Néanmoins, la partie est loin d’être gagnée pour les forces fidèles au régime. Mardi, un double attentat suicide a été revendiqué par l’Etat islamique contre un barrage militaire dans le quartier de Zahra, à Homs, tuant au moins vingt-cinq personnes, dont quinze soldats pro-régime.

Jenny Saleh
 

Al-Nosra, plus dangereux que Daech?
Alors que les efforts des coalitions engagées en Syrie portent essentiellement sur l’éradication de l’Etat islamique, un rapport de l’Institute for the Study of War et de l’American Enterprise Institute vient semer le doute.

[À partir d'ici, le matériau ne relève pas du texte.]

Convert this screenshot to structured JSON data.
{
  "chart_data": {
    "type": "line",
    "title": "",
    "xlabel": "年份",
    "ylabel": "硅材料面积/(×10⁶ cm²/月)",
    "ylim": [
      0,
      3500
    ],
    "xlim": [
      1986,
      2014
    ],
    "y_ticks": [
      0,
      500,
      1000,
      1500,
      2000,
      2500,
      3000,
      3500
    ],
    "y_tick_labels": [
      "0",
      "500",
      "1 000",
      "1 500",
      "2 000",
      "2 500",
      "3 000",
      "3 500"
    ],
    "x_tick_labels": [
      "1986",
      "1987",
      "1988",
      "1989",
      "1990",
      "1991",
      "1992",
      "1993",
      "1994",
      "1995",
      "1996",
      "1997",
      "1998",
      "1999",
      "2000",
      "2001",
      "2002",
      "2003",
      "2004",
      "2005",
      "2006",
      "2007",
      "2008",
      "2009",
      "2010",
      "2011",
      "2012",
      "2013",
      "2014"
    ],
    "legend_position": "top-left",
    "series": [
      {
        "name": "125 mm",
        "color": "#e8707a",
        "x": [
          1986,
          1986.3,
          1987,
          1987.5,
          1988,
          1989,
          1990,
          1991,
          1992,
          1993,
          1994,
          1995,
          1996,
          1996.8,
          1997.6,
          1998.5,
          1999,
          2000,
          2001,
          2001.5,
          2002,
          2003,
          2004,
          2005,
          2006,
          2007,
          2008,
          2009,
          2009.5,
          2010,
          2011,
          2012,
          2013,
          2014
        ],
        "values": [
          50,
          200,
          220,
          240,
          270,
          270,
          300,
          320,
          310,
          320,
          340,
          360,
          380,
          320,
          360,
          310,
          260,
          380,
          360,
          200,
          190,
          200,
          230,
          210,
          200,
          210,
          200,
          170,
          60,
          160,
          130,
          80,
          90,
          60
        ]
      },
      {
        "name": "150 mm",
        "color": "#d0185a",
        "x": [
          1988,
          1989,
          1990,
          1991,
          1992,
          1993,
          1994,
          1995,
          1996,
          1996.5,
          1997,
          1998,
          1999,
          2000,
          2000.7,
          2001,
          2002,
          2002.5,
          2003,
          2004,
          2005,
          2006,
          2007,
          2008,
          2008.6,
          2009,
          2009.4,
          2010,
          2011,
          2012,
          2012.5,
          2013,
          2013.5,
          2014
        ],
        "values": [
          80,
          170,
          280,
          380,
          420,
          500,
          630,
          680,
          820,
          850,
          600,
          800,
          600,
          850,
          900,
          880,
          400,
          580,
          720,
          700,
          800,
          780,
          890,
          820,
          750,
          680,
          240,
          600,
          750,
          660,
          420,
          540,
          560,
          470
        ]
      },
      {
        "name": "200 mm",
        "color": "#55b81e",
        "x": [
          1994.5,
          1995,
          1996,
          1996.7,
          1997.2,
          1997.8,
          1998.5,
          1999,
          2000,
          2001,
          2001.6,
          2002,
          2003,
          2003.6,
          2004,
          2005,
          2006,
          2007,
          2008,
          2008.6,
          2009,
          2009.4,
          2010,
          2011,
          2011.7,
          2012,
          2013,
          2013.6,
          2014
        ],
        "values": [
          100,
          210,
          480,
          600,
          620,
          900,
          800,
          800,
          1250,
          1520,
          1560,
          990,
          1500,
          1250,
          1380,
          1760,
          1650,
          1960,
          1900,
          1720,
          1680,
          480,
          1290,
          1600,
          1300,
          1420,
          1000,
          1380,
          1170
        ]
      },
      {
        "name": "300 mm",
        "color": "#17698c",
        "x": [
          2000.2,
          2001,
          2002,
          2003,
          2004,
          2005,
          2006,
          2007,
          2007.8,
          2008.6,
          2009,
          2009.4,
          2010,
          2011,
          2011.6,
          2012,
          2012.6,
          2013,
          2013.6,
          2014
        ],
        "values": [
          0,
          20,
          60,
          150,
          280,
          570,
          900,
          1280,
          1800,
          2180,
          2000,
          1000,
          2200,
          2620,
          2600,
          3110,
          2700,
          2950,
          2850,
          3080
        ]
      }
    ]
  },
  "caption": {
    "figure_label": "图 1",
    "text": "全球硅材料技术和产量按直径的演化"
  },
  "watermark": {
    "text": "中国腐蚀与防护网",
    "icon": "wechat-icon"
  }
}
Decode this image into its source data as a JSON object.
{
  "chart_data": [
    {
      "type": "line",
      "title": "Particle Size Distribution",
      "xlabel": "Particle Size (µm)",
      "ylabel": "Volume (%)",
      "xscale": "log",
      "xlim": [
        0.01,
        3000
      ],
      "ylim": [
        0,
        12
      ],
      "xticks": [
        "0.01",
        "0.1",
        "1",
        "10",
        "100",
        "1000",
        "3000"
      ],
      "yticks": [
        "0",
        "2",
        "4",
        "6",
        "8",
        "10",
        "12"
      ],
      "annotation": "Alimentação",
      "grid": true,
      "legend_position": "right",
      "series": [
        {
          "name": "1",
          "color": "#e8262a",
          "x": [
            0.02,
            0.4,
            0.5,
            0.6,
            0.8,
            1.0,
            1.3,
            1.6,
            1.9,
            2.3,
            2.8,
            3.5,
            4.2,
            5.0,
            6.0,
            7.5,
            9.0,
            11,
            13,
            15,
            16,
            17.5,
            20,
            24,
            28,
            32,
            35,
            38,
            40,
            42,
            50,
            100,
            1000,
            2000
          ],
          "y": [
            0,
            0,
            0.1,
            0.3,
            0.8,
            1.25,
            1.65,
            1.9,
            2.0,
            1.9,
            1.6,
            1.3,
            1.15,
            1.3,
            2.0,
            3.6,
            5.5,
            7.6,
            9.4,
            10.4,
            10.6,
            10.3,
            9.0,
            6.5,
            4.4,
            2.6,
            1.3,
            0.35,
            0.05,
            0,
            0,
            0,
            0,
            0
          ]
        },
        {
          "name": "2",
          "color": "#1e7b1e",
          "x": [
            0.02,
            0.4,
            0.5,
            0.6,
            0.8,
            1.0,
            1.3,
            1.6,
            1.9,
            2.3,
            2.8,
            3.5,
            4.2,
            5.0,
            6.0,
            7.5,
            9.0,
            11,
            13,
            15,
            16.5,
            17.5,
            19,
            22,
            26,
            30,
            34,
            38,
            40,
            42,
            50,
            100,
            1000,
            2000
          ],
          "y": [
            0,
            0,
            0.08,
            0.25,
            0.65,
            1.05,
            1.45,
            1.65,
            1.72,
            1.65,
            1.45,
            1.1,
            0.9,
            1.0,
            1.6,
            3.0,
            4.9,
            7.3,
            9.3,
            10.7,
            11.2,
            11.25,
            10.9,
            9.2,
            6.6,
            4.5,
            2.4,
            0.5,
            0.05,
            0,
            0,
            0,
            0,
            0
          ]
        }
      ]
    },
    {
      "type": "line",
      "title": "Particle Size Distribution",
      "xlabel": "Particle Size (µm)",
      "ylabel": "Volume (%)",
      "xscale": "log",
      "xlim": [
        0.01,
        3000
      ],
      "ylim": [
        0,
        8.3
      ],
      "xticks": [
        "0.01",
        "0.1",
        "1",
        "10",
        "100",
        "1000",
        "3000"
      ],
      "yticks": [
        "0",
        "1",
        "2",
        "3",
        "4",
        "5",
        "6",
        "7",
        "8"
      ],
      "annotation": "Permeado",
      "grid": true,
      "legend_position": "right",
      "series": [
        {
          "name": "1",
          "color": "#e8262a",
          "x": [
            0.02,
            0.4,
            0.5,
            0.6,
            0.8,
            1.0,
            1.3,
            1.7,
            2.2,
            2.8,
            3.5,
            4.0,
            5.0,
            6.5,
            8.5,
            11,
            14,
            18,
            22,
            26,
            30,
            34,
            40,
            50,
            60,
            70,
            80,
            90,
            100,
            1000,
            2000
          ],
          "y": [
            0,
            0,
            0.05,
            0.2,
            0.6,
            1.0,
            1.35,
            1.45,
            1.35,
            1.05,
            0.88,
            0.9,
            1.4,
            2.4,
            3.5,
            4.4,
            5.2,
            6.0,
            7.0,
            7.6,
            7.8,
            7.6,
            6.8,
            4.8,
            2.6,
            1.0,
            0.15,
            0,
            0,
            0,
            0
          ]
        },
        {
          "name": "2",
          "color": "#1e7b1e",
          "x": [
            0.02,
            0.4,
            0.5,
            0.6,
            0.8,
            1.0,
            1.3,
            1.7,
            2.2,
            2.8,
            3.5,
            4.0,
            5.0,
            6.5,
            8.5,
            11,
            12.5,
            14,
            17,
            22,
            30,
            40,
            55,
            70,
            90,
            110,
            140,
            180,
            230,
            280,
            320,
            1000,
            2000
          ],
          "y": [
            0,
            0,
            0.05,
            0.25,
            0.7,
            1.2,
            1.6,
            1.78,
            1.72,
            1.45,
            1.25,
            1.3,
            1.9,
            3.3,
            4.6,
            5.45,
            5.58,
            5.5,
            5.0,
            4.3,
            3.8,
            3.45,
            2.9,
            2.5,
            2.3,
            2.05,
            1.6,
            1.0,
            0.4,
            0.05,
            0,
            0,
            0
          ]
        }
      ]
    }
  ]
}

Selon les auteurs du rapport, parmi lesquels Fred Kagan, architecte de la «stratégie de projection en Irak» et Kim Kagan, ancienne conseillère du général David Petraeus, la filiale syrienne d’al-Qaïda, le Front al-Nosra, représenterait une plus grande menace pour les Etats-Unis que Daech, sur le long terme.
«Des attaques conjointes des deux organisations terroristes pourraient menacer l’économie mondiale et provoquer les sociétés occidentales à instaurer des restrictions intransigeantes en termes de libertés et de droits civils, créant ainsi un risque pour les valeurs et le mode de vie américains», indique le document.
«Bien qu’à l’heure actuelle le Front al-Nosra n’organise pas d’attaques en Occident, contrairement à Daech, il a un potentiel au moins tout aussi puissant», souligne Kim Kagan. «Al-Nosra se répand tranquillement au sein de la population et de l’opposition syriennes. Il attend son heure pour prendre le contrôle du jihad mondial, qui tombe aujourd’hui des mains de Daech», ajoute la politologue. D’après Kagan, al-Nosra a pris la décision tactique de ne pas attaquer l’Occident pour l’instant. «La priorité du commandement d’al-Qaïda consiste à assurer les succès en Syrie et à éviter de devenir une cible des USA», précise-t-elle dans le rapport.